The unforgettable, very first words of my mentor pour out of my mouth. “Don’t follow your dreams. Lead them and land them.”
“Yes. Do it, Brandon. Do it.”
A rush of love for this incredible woman surges inside me. Not like a gush of hot lava the way it used to, but more like a sprinkle of refreshing water wanting to give life to a withering rose. She’s still irresistible. My lips are about to touch down on hers when her caretaker reappears. The chinoiserie grandfather’s clock in the corner starts chiming.
“I’m sorry, Mr. Taylor, you must leave now. It’s Miss Stadler’s bedtime.”
I nod. Bella, still cupping my jaw, submits to my lips, and we both lose ourselves in a soft, tender kiss. Not the kiss of two lovers but rather of two souls connected forever. I know in my heart it’ll be our last. On the final, ninth chime of the clock, we break away. Her soulful eyes hold mine.
“I don’t have much time, Brandon. Make yourself happy. Make me proud.”
Zoey
I was only half-lying to Brandon. I do have a boyfriend. Well, sort of. He’s someone from my acting class who’s been crushing on me. After we performed a scene from Shakespeare’s A Midsummer Night’s Dream in which he played Puck, the bumbling love fairy, to my lead of jilted heroine Hermia, he built up the courage to ask me to lunch at the Greek deli next door. And I said yes.
His name is Albert Schwimmer. Maybe because he’s on the chubby side, I can’t help thinking of Fat Albert. That cartoon series.
“Why did your parents name you Albert?” I asked right after our order was delivered to the table.
After biting into his overstuffed, greasy gyro sandwich, he responded, “They thought it would make me smart. Like Albert Einstein.”
I almost choked on my low-cal veggie burger. “That’s one of the funniest things I’ve ever heard.”

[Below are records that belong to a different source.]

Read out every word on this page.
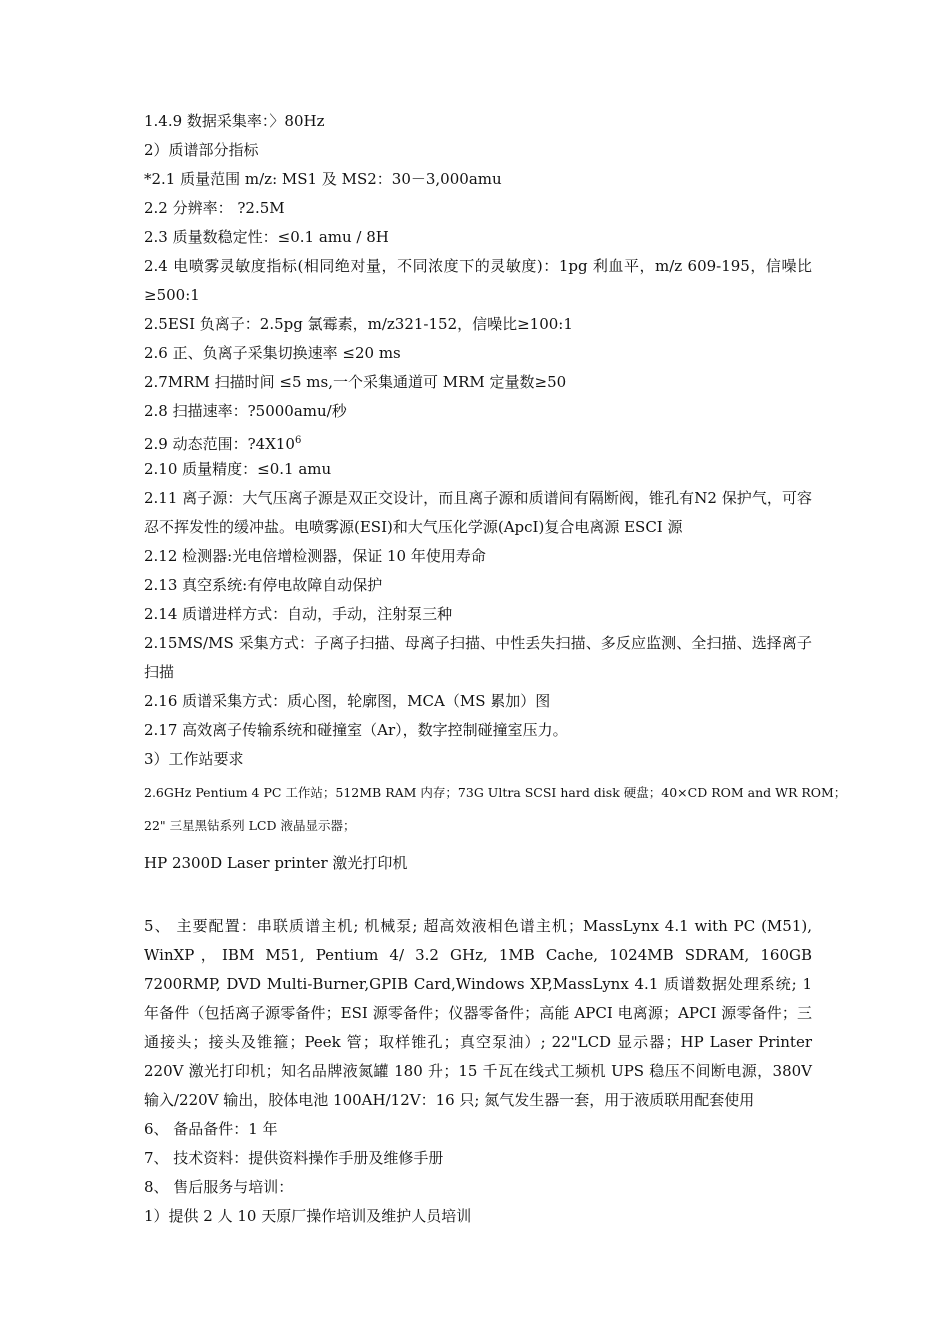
1.4.9 数据采集率：〉80Hz

2）质谱部分指标

*2.1 质量范围 m/z: MS1 及 MS2：30－3,000amu

2.2 分辨率： ?2.5M

2.3 质量数稳定性：≤0.1 amu / 8H

2.4 电喷雾灵敏度指标(相同绝对量，不同浓度下的灵敏度)：1pg 利血平，m/z 609-195，信噪比≥500:1

2.5ESI 负离子：2.5pg 氯霉素，m/z321-152，信噪比≥100:1

2.6 正、负离子采集切换速率 ≤20 ms

2.7MRM 扫描时间 ≤5 ms,一个采集通道可 MRM 定量数≥50

2.8 扫描速率：?5000amu/秒

2.9 动态范围：$?4X10^6$

2.10 质量精度：≤0.1 amu

2.11 离子源：大气压离子源是双正交设计，而且离子源和质谱间有隔断阀，锥孔有N2 保护气，可容忍不挥发性的缓冲盐。电喷雾源(ESI)和大气压化学源(ApcI)复合电离源 ESCI 源

2.12 检测器:光电倍增检测器，保证 10 年使用寿命

2.13 真空系统:有停电故障自动保护

2.14 质谱进样方式：自动，手动，注射泵三种

2.15MS/MS 采集方式：子离子扫描、母离子扫描、中性丢失扫描、多反应监测、全扫描、选择离子扫描

2.16 质谱采集方式：质心图，轮廓图，MCA（MS 累加）图

2.17 高效离子传输系统和碰撞室（Ar），数字控制碰撞室压力。

3）工作站要求

2.6GHz Pentium 4 PC 工作站；512MB RAM 内存；73G Ultra SCSI hard disk 硬盘；40×CD ROM and WR ROM；

22" 三星黑钻系列 LCD 液晶显示器；

HP 2300D Laser printer 激光打印机

5、 主要配置：串联质谱主机; 机械泵; 超高效液相色谱主机；MassLynx 4.1 with PC (M51), WinXP，IBM M51, Pentium 4/ 3.2 GHz, 1MB Cache, 1024MB SDRAM, 160GB 7200RMP, DVD Multi-Burner,GPIB Card,Windows XP,MassLynx 4.1 质谱数据处理系统; 1 年备件（包括离子源零备件；ESI 源零备件；仪器零备件；高能 APCI 电离源；APCI 源零备件；三通接头；接头及锥箍；Peek 管；取样锥孔；真空泵油）; 22"LCD 显示器；HP Laser Printer 220V 激光打印机；知名品牌液氮罐 180 升；15 千瓦在线式工频机 UPS 稳压不间断电源，380V 输入/220V 输出，胶体电池 100AH/12V：16 只; 氮气发生器一套，用于液质联用配套使用

6、 备品备件：1 年

7、 技术资料：提供资料操作手册及维修手册

8、 售后服务与培训：

1）提供 2 人 10 天原厂操作培训及维护人员培训
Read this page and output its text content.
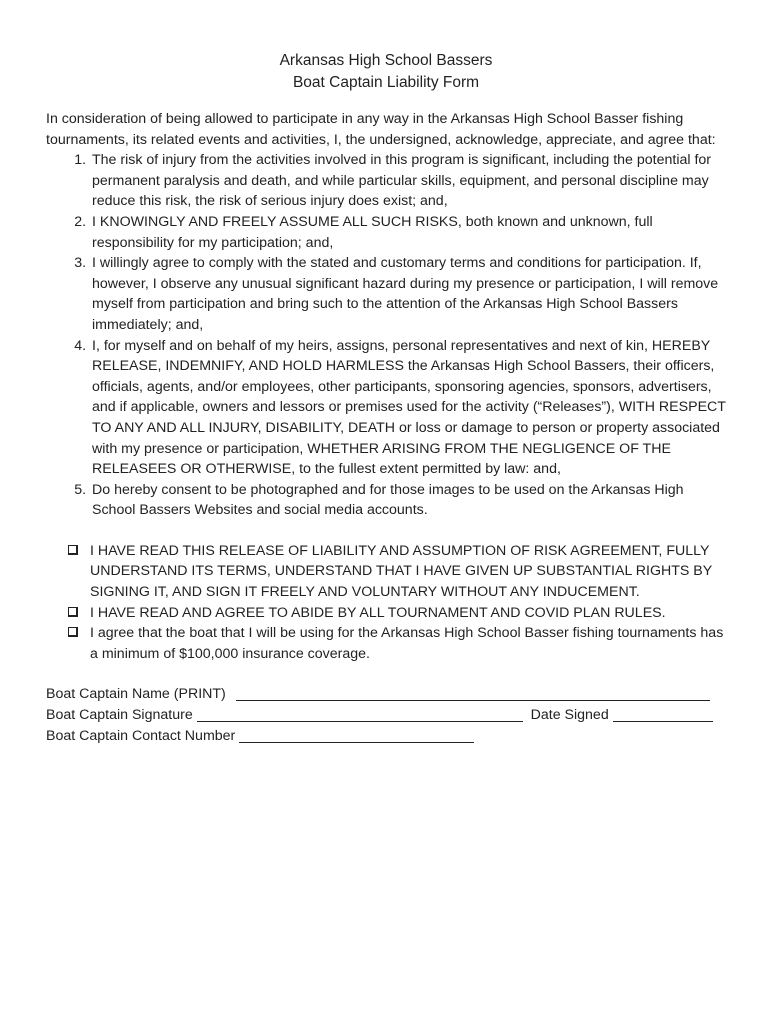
Arkansas High School Bassers
Boat Captain Liability Form
In consideration of being allowed to participate in any way in the Arkansas High School Basser fishing tournaments, its related events and activities, I, the undersigned, acknowledge, appreciate, and agree that:
1. The risk of injury from the activities involved in this program is significant, including the potential for permanent paralysis and death, and while particular skills, equipment, and personal discipline may reduce this risk, the risk of serious injury does exist; and,
2. I KNOWINGLY AND FREELY ASSUME ALL SUCH RISKS, both known and unknown, full responsibility for my participation; and,
3. I willingly agree to comply with the stated and customary terms and conditions for participation. If, however, I observe any unusual significant hazard during my presence or participation, I will remove myself from participation and bring such to the attention of the Arkansas High School Bassers immediately; and,
4. I, for myself and on behalf of my heirs, assigns, personal representatives and next of kin, HEREBY RELEASE, INDEMNIFY, AND HOLD HARMLESS the Arkansas High School Bassers, their officers, officials, agents, and/or employees, other participants, sponsoring agencies, sponsors, advertisers, and if applicable, owners and lessors or premises used for the activity (“Releases”), WITH RESPECT TO ANY AND ALL INJURY, DISABILITY, DEATH or loss or damage to person or property associated with my presence or participation, WHETHER ARISING FROM THE NEGLIGENCE OF THE RELEASEES OR OTHERWISE, to the fullest extent permitted by law: and,
5. Do hereby consent to be photographed and for those images to be used on the Arkansas High School Bassers Websites and social media accounts.
I HAVE READ THIS RELEASE OF LIABILITY AND ASSUMPTION OF RISK AGREEMENT, FULLY UNDERSTAND ITS TERMS, UNDERSTAND THAT I HAVE GIVEN UP SUBSTANTIAL RIGHTS BY SIGNING IT, AND SIGN IT FREELY AND VOLUNTARY WITHOUT ANY INDUCEMENT.
I HAVE READ AND AGREE TO ABIDE BY ALL TOURNAMENT AND COVID PLAN RULES.
I agree that the boat that I will be using for the Arkansas High School Basser fishing tournaments has a minimum of $100,000 insurance coverage.
Boat Captain Name (PRINT)
Boat Captain Signature	Date Signed
Boat Captain Contact Number
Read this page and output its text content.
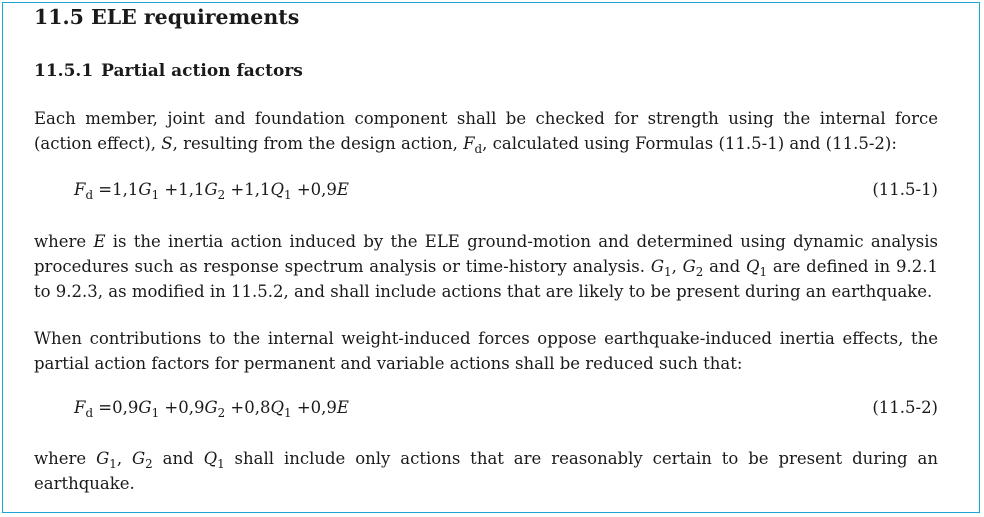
11.5 ELE requirements
11.5.1 Partial action factors
Each member, joint and foundation component shall be checked for strength using the internal force
(action effect), S, resulting from the design action, $F_d$, calculated using Formulas (11.5-1) and (11.5-2):
$F_d =1,1G_1 +1,1G_2 +1,1Q_1 +0,9E$	(11.5-1)
where E is the inertia action induced by the ELE ground-motion and determined using dynamic analysis
procedures such as response spectrum analysis or time-history analysis. $G_1$, $G_2$ and $Q_1$ are defined in 9.2.1
to 9.2.3, as modified in 11.5.2, and shall include actions that are likely to be present during an earthquake.
When contributions to the internal weight-induced forces oppose earthquake-induced inertia effects, the
partial action factors for permanent and variable actions shall be reduced such that:
$F_d =0,9G_1 +0,9G_2 +0,8Q_1 +0,9E$	(11.5-2)
where $G_1$, $G_2$ and $Q_1$ shall include only actions that are reasonably certain to be present during an
earthquake.
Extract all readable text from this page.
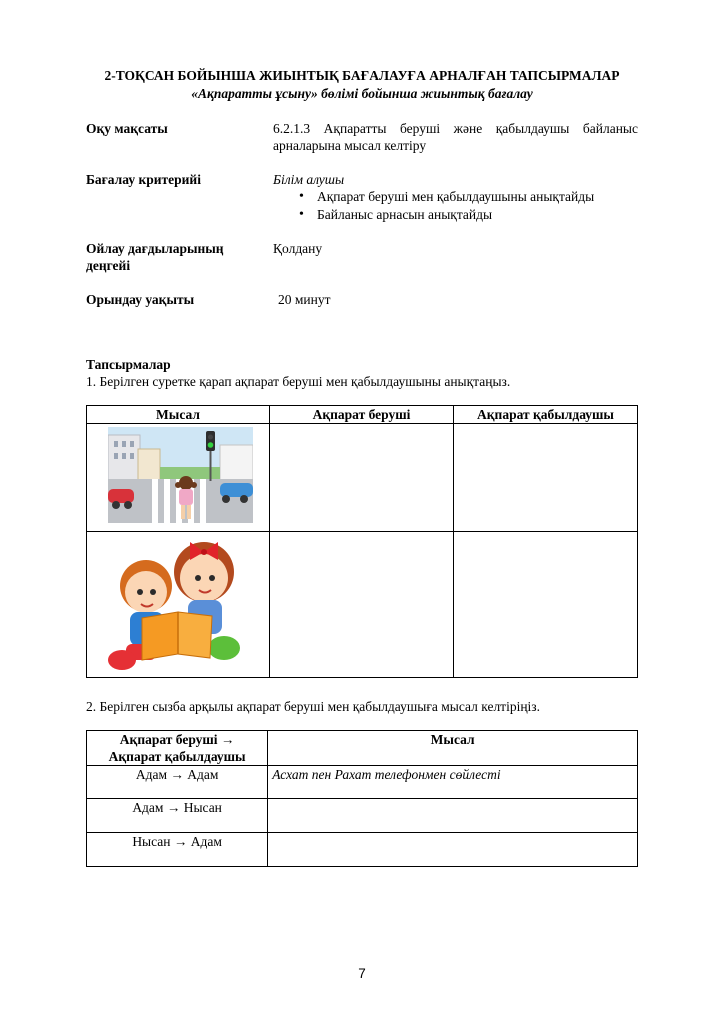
2-ТОҚСАН БОЙЫНША ЖИЫНТЫҚ БАҒАЛАУҒА АРНАЛҒАН ТАПСЫРМАЛАР
«Ақпаратты ұсыну» бөлімі бойынша жиынтық бағалау
Оқу мақсаты	6.2.1.3 Ақпаратты беруші және қабылдаушы байланыс арналарына мысал келтіру
Бағалау критерийі	Білім алушы
• Ақпарат беруші мен қабылдаушыны анықтайды
• Байланыс арнасын анықтайды
Ойлау дағдыларының
деңгейі
Қолдану
Орындау уақыты	20 минут
Тапсырмалар
1. Берілген суретке қарап ақпарат беруші мен қабылдаушыны анықтаңыз.
Мысал	Ақпарат беруші	Ақпарат қабылдаушы

2. Берілген сызба арқылы ақпарат беруші мен қабылдаушыға мысал келтіріңіз.
Ақпарат беруші →
Ақпарат қабылдаушы	Мысал
Адам → Адам	Асхат пен Рахат телефонмен сөйлесті
Адам → Нысан	
Нысан → Адам	
7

He laughed back and then asked me out on a real date…
Tonight of all nights, right after my emotionally devastating encounter with Brandon. Sick to my stomach, I’ve thought about canceling it. Saying I have Ebola. Which, with the way I feel, is almost true. But after much deliberation, I decide not to. A new person in my life might be the best medicine to cure me of my real, potentially fatal disease. The disease that’s ravaging both my body and my heart. Brandonitis.